Stephanie returns home, unharmed, and tells her parents they should've never come back. Her telekinetic tenticles kill Jane by breaking her bones, and kill Eric by cutting his spine with a kitchen knife. She telekinetically destroys the house and walks outside, dragging her parents’ corpses and leaving them at Paul's grave. She then drops and steps on her toy turtle, presumably showing that she is now possessed by the force, and destroys all the other houses in the neighborhood.
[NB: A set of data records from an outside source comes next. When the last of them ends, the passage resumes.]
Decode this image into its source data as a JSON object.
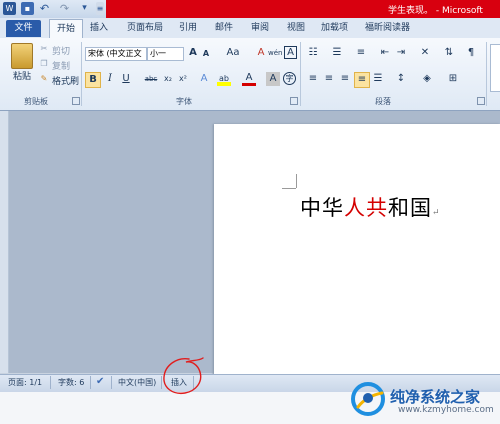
{
  "window": {
    "title": "学生表现。 - Microsoft"
  },
  "quick_access": [
    "word-logo-icon",
    "save-icon",
    "undo-icon",
    "redo-icon",
    "customize-icon"
  ],
  "tabs": [
    {
      "label": "文件"
    },
    {
      "label": "开始"
    },
    {
      "label": "插入"
    },
    {
      "label": "页面布局"
    },
    {
      "label": "引用"
    },
    {
      "label": "邮件"
    },
    {
      "label": "审阅"
    },
    {
      "label": "视图"
    },
    {
      "label": "加载项"
    },
    {
      "label": "福昕阅读器"
    }
  ],
  "clipboard": {
    "paste": "粘贴",
    "cut": "剪切",
    "copy": "复制",
    "format_painter": "格式刷",
    "group": "剪贴板"
  },
  "font": {
    "font_name": "宋体 (中文正文",
    "font_size": "小一",
    "grow": "A",
    "shrink": "A",
    "case": "Aa",
    "clear": "A",
    "phonetic": "wén",
    "char_border": "A",
    "bold": "B",
    "italic": "I",
    "underline": "U",
    "strike": "abc",
    "subscript": "x₂",
    "superscript": "x²",
    "text_effects": "A",
    "highlight": "ab",
    "font_color": "A",
    "char_shading": "A",
    "enclose": "字",
    "group": "字体"
  },
  "paragraph": {
    "group": "段落"
  },
  "document": {
    "text_before": "中华",
    "text_red": "人共",
    "text_after": "和国",
    "para_mark": "↵"
  },
  "status": {
    "page": "页面: 1/1",
    "words": "字数: 6",
    "language": "中文(中国)",
    "insert_mode": "插入"
  },
  "watermark": {
    "title": "纯净系统之家",
    "url": "www.kzmyhome.com"
  },
  "colors": {
    "accent_red": "#d8000f",
    "file_tab": "#2a5ba9",
    "annotation": "#e01e1e"
  }
}
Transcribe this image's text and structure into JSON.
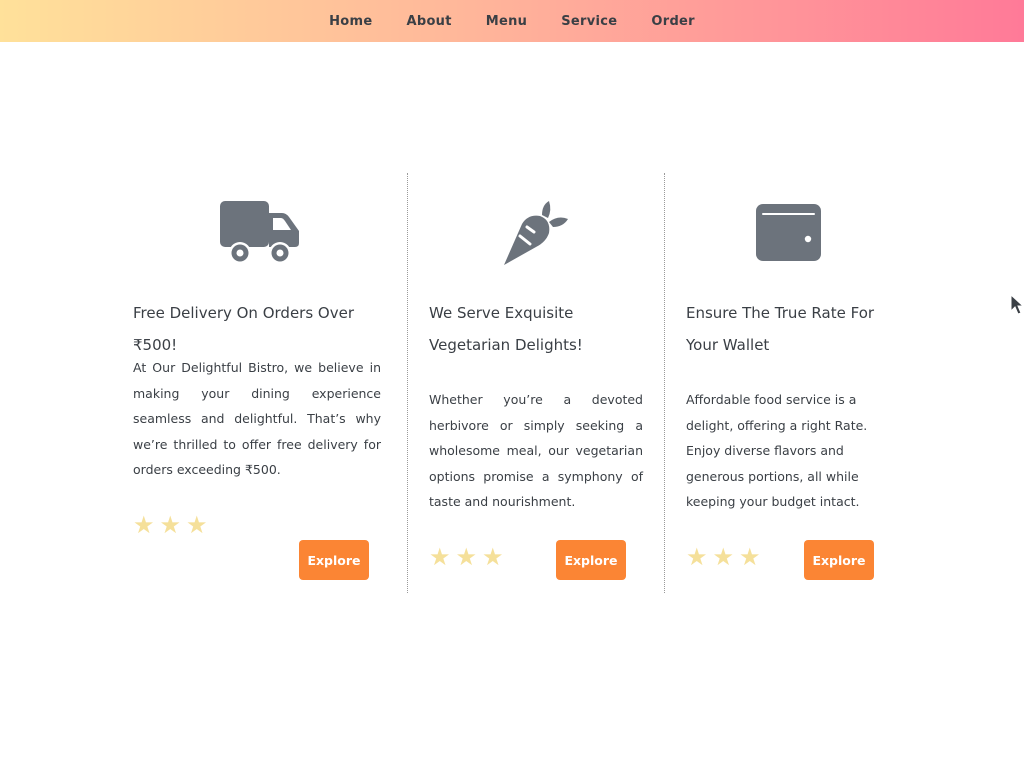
{
  "nav": {
    "items": [
      {
        "label": "Home"
      },
      {
        "label": "About"
      },
      {
        "label": "Menu"
      },
      {
        "label": "Service"
      },
      {
        "label": "Order"
      }
    ]
  },
  "cards": [
    {
      "icon": "truck-icon",
      "title": "Free Delivery On Orders Over ₹500!",
      "text": "At Our Delightful Bistro, we believe in making your dining experience seamless and delightful. That’s why we’re thrilled to offer free delivery for orders exceeding ₹500.",
      "rating": 3,
      "button_label": "Explore"
    },
    {
      "icon": "carrot-icon",
      "title": "We Serve Exquisite Vegetarian Delights!",
      "text": "Whether you’re a devoted herbivore or simply seeking a wholesome meal, our vegetarian options promise a symphony of taste and nourishment.",
      "rating": 3,
      "button_label": "Explore"
    },
    {
      "icon": "wallet-icon",
      "title": "Ensure The True Rate For Your Wallet",
      "text": "Affordable food service is a delight, offering a right Rate. Enjoy diverse flavors and generous portions, all while keeping your budget intact.",
      "rating": 3,
      "button_label": "Explore"
    }
  ],
  "colors": {
    "nav_gradient_start": "#ffe19a",
    "nav_gradient_end": "#ff7a98",
    "accent": "#fb8534",
    "star": "#f5e09a",
    "icon": "#6c737c",
    "text": "#3a3f45"
  }
}
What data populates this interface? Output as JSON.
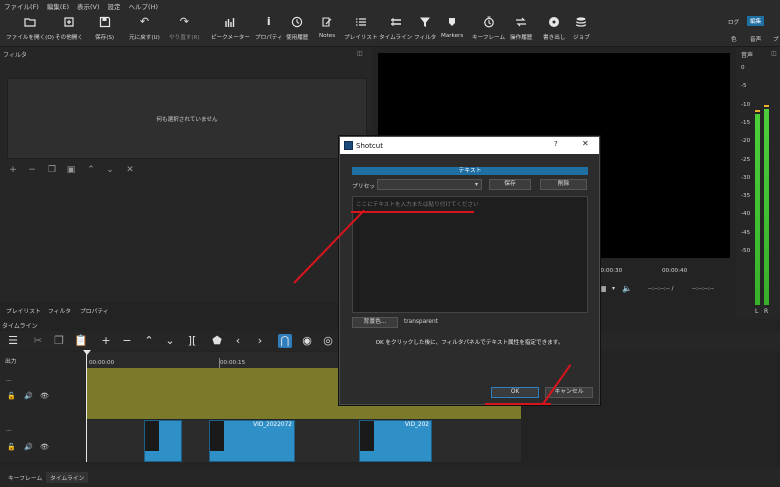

Her shadow is shown to have long tentacles, as she begins to laugh in a demonic way.

The movie ends by zooming out to show the Earth: there are fires all over, showing that the other telekinetic children are similarly wreaking destruction around the world ahead of Stephanie.

==Cast==
- Frank Grillo as Dad, Eric
- Anna Torv as Mom, Jane
- Shree Crooks as Stephanie
- Jonah Beres as Paul
- Lausaundra Gibson as TV Reporter
- Samantha Smith as Doctor
- Harold Perrineau as Leader (uncredited)

==Production==
Deadline announced that Akiva Goldsman signed on to direct the film and that Blumhouse Productions, Gotham Group, Unbroken Pictures and Matt Kaplan with Chapter One Films would produce. Jason Blum with Blumhouse Productions had a deal with Universal so the film would go through them for distribution. The film was written by Ben Collins and Luke Piotrowski.

==Release==
The film had its world premiere at the Overlook Film Festival on April 27, 2017. It was released through video on demand on April 17, 2018, before being released through DVD on May 1, 2018.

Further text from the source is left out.